Tomas Paiva, a 58-year-old physician, said he also voted for Falcon in the hope of a “transition process,” because “the people want a solution.”
But Maduro also has supporters who associate him with the charismatic Chavez.
“I voted for President Nicolas Maduro… because he had… a mission that Chavez gave him,” said Fernando Carvajal, 61.
The shopkeeper, who was voting in the traditionally Chavist 23 de Enero neighbourhood, blamed Venezuela’s economic crisis on “the international far-right.”
“The people are suffering hunger, but they remain loyal” to Maduro, Carvajal added.
The elections were called by the Constituent Assembly, an organ Maduro created that his critics see as an attempt to sideline the opposition-dominated National Assembly.
The United States, 14 Latin American countries and the European Union have denounced the elections as lacking democratic guarantees.
Hundreds of people demonstrated against the elections in the Spanish capital Madrid, displaying slogans such as “SOS Venezuela,” “Maduro fraud” and “No more dictatorship in Venezuela.” Protests were also staged in Mexico City, Bogota and Santiago de Chile.

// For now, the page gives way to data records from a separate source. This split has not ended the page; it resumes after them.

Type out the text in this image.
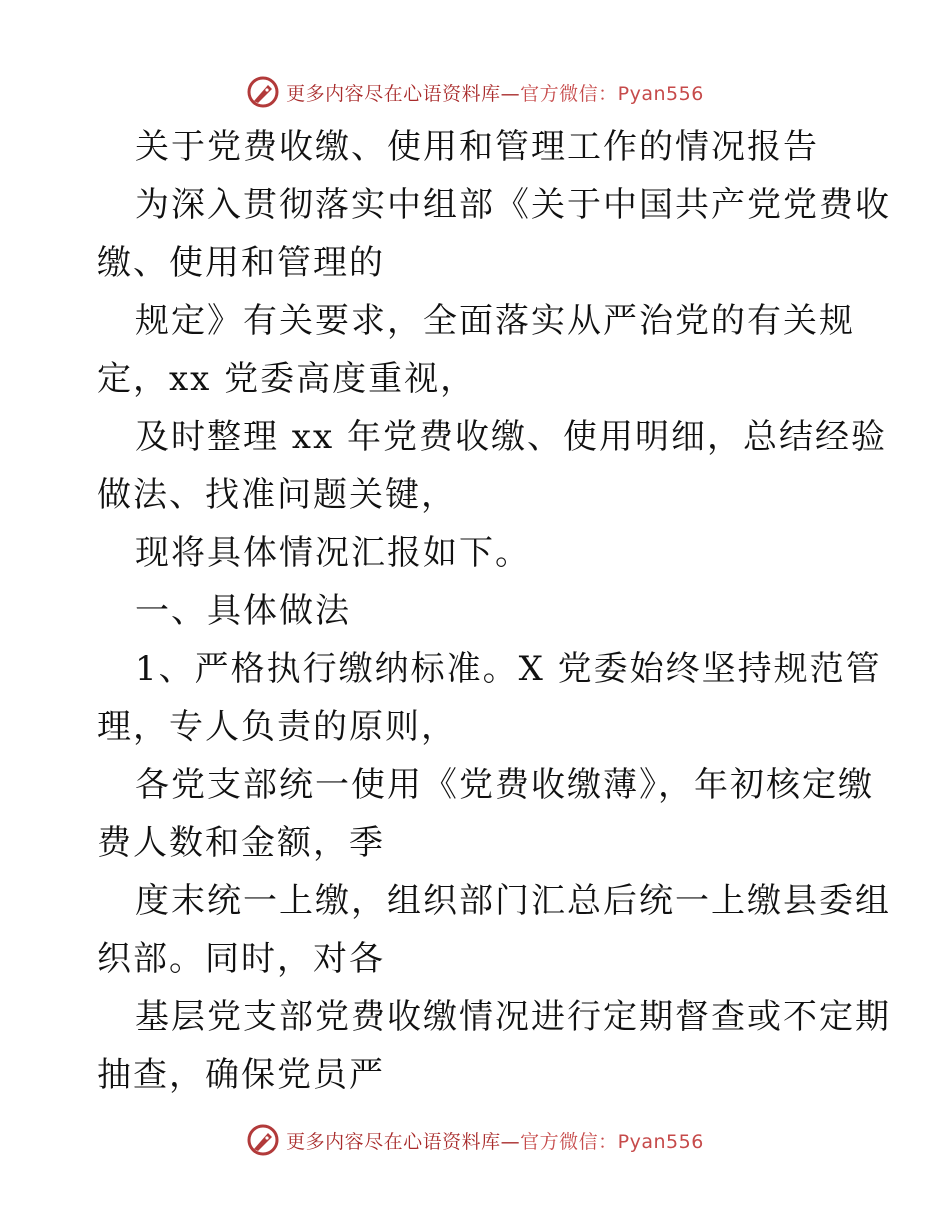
更多内容尽在心语资料库—官方微信：Pyan556
关于党费收缴、使用和管理工作的情况报告
为深入贯彻落实中组部《关于中国共产党党费收
缴、使用和管理的
规定》有关要求，全面落实从严治党的有关规
定，xx 党委高度重视，
及时整理 xx 年党费收缴、使用明细，总结经验
做法、找准问题关键，
现将具体情况汇报如下。
一、具体做法
1、严格执行缴纳标准。X 党委始终坚持规范管
理，专人负责的原则，
各党支部统一使用《党费收缴薄》，年初核定缴
费人数和金额，季
度末统一上缴，组织部门汇总后统一上缴县委组
织部。同时，对各
基层党支部党费收缴情况进行定期督查或不定期
抽查，确保党员严
更多内容尽在心语资料库—官方微信：Pyan556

Falcon had proposed substituting Venezuela’s almost worthless currency, the bolivar, with the US dollar to stem hyperinflation, which the International Monetary Fund expects to reach 13,000 per cent this year.
The economy of the oil-producing country will contract by 15 per cent in 2018, according to IMF.
In addition to electing a president, Venezuelans also voted for members of state and municipal legislative councils.